Too bad drivers in Douglas County will need to wait more than two years for the benefits to reach closer to home.
“When I’m driving down to Baldwin City — we have some work down there — I’m wishing for that new road,” said Aron Cromwell, a Lawrence city commissioner. “It’d be nice to have that completed. We’re anxious to have as nice a road up in Douglas County as they have here in Franklin County.”
Completion of the new U.S. 59 — the $103.2 million, 11.1-mile stretch in Douglas County — remains set for late 2012, even as Cromwell and more than 100 officials, supporters and others gathered Wednesday morning in Ottawa to celebrate the official opening of the nearly 9-mile-long section in Franklin County.
Gov.

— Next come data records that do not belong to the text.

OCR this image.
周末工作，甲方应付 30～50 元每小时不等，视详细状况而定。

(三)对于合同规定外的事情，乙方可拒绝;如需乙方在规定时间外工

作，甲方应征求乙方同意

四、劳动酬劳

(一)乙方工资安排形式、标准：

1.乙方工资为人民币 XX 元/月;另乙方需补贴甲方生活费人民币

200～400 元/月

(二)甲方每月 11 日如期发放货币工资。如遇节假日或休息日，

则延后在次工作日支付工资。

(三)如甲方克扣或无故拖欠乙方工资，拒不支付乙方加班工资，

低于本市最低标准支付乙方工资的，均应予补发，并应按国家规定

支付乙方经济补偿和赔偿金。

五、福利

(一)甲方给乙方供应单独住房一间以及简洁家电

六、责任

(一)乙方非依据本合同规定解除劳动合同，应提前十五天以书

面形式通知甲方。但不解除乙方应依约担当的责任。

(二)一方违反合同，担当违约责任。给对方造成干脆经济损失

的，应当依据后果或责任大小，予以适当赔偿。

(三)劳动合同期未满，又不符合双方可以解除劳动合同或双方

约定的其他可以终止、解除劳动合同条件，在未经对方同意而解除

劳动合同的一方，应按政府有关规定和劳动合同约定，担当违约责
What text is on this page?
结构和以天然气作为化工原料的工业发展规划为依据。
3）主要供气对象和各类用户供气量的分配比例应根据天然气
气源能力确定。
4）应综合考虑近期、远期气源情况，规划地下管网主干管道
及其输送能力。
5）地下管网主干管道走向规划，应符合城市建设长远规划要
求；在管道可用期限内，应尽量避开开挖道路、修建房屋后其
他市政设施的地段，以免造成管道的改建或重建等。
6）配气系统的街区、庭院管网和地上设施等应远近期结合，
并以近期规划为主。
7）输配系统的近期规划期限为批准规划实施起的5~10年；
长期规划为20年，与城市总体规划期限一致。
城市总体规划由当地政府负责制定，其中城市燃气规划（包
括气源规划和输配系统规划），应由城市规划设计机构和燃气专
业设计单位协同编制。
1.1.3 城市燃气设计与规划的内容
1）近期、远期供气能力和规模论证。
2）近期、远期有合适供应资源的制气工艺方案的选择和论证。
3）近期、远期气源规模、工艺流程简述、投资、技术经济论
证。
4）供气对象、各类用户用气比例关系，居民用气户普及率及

Mark Parkinson hailed the finished section as a major safety improvement that will be expected to drive economic-development efforts in Ottawa, Franklin County and elsewhere in northeast Kansas.
Such progress, he said, will continue as the state embarks on its upcoming transportation plan, one expected to spend $1.7 billion on projects during the next decade.
“It’s economic development when we build the road, but more important than that is all the businesses and city expansions that happen around good roads,” Parkinson said after the event inside an American Eagle Outfitters Distribution Center in Ottawa. “It’s really one of the reasons that I think Kansas is in an economic position that’s better than most other states.”
Deb Miller, the state’s secretary of transportation, said the state’s previous transportation program had enabled the combined U.S. 59 project — but that the state’s ongoing financial pressures had pushed some projects behind schedule.
The U.S. 59 section in Douglas County fit that description, in terms of construction staging, Miller said. But other difficulties, including concerns and adjustments made in regard to soil conditions, also added up to delays.
“But we’ve got construction going on,” Miller said. “I always tell people it’s like remodeling a kitchen: It’s unpleasant and ugly as can be in the middle of it, but — man — once it’s finished, you kind of forget those bad days.”